Last week I described the difference between logos and rhema: logos referring to the whole of scripture, and rhema to those verses which from time to time light up for us. The whole Bible is the word of God, but a particular verse may be His personal word to us at a certain time.
Just as the words of Jesus are printed in red in some Bibles, I propose that these rhema verses might be highlighted in green.
Behind red letter editions of the Bible lies an implied theology: namely, that the direct words of Jesus are to be taken as more noteworthy than the rest of scripture. A similar theology underlies my green letter Bible. Of course, from a purely objective viewpoint, no portion of holy writ should be elevated above any other. Subjectively speaking, however, it is quite impractical, if not impossible, for anyone to follow or adhere to all of scripture all at once. It is too vast, too complex, even too contradictory a book.
The underlying theology of the green letter Bible is that the words of scripture which the Holy Spirit has quickened to one’s heart are more noteworthy than all the rest of scripture—that is, more noteworthy to one individual at a certain time. For these are direct marching orders from the Lord, words to be taken to heart, even acted upon, immediately.
Thus, in deciding how to conform our lives to scripture, we must be selective. Legalistic minds make this selection rationally, prioritizing scriptures according to a preconceived theological grid. The true disciple, however, reads by the light of the Holy Spirit, letting the Lord Himself quicken those verses which He wishes to highlight. Sometimes a verse may speak into a particular situation, unique to one day or even one hour. Other times a certain passage, such as Isaiah 26:3 as mentioned last week, may guide a certain season of life or even an entire life, and so become a “life verse.”

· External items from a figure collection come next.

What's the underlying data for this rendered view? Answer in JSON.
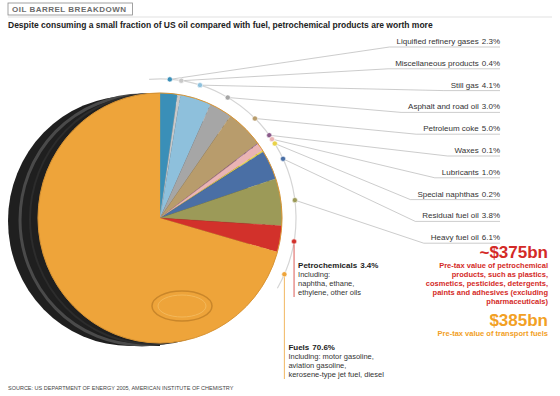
{
  "chart_data": {
    "type": "pie",
    "title": "OIL BARREL BREAKDOWN",
    "subtitle": "Despite consuming a small fraction of US oil compared with fuel, petrochemical products are worth more",
    "categories": [
      "Liquified refinery gases",
      "Miscellaneous products",
      "Still gas",
      "Asphalt and road oil",
      "Petroleum coke",
      "Waxes",
      "Lubricants",
      "Special naphthas",
      "Residual fuel oil",
      "Heavy fuel oil",
      "Petrochemicals",
      "Fuels"
    ],
    "values": [
      2.3,
      0.4,
      4.1,
      3.0,
      5.0,
      0.1,
      1.0,
      0.2,
      3.8,
      6.1,
      3.4,
      70.6
    ],
    "value_labels": [
      "2.3%",
      "0.4%",
      "4.1%",
      "3.0%",
      "5.0%",
      "0.1%",
      "1.0%",
      "0.2%",
      "3.8%",
      "6.1%",
      "3.4%",
      "70.6%"
    ],
    "colors": [
      "#3a8fb8",
      "#c8c8c8",
      "#8ec0dc",
      "#a6a6a6",
      "#b89c6c",
      "#8a5a8a",
      "#eab4b4",
      "#e8d24a",
      "#4a6fa5",
      "#9c9a58",
      "#d2312b",
      "#eea43a"
    ],
    "data_labels": true,
    "details": [
      null,
      null,
      null,
      null,
      null,
      null,
      null,
      null,
      null,
      null,
      [
        "Including:",
        "naphtha, ethane,",
        "ethylene, other oils"
      ],
      [
        "Including: motor gasoline,",
        "aviation gasoline,",
        "kerosene-type jet fuel, diesel"
      ]
    ],
    "annotations": [
      {
        "label": "~$375bn",
        "color": "#d42a27",
        "text": [
          "Pre-tax value of petrochemical",
          "products, such as plastics,",
          "cosmetics, pesticides, detergents,",
          "paints and adhesives (excluding",
          "pharmaceuticals)"
        ]
      },
      {
        "label": "$385bn",
        "color": "#f2a024",
        "text": [
          "Pre-tax value of transport fuels"
        ]
      }
    ],
    "source": "SOURCE: US DEPARTMENT OF ENERGY 2005, AMERICAN INSTITUTE OF CHEMISTRY"
  }
}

One of my life verses, Psalm 25:4-5, is a prayer which I have prayed countless times:
Show me Your ways, O Lord,
teach me Your paths;
Guide me in Your truth
and instruct me.
In the final line, according to need, I might change the word instruct to lead, inspire, enlighten, motivate, or discipline.

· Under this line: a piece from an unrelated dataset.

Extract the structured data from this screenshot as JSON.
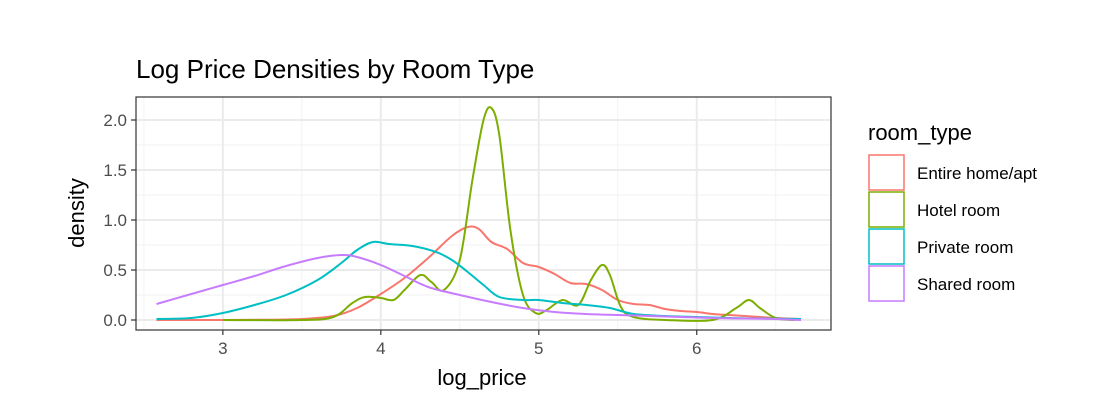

Another of my life verses is Proverbs 3:5-6:
Trust in the LORD with all your heart,
and lean not on your own understanding;
in all your ways acknowledge Him,
and He will direct your paths. (NIV)
For many years I lived with this verse, reflecting on it regularly in a multitude of situations. These days I don’t think of it often—perhaps because I’ve learned it so well that it’s been incorporated into my life. In any case, it’s one for my green letter Bible.
The Lord is continually presenting me with new green letter verses. My current favorite is Revelation 3:17: “You do not realize that you are wretched, pitiful, poor, blind, and naked.” I’m also very fond of two words in 2 Timothy 4:5: “Endure suffering.” So you see, what we need to hear changes over time.
The virtue of the green letter Bible is that, by paying special attention to those directives that God Himself has spoken to our hearts, we can stay on the path that He has laid out for us. This may seem an obvious principle, but for young Christians, especially, it can be all too easy to wander all over the map of scripture without holding tight to the hand of Jesus. As He Himself pointed out, “You diligently study the scriptures because you think that by them you possess eternal life … yet you refuse to come to Me to have life” (John 5:39).
This brings me to the question: Why green? Because green signifies GO: that is, these rhema verses are ones that need to be acted on—even if the required action is something like rest, patience, or faith. Otherwise the use of green for this purpose is quite arbitrary. You may prefer blue, or even one of those ugly flourescent colors. (Nowadays, I grant, it might be more fitting to reserve green for scripture passages that concern the environment.)
In the end, choice of color doesn’t matter. Use all the colors you like to bring scripture to life and fasten it in your heart, until eventually your Bible resembles a rainbow: an appropriate symbol for the promises of God.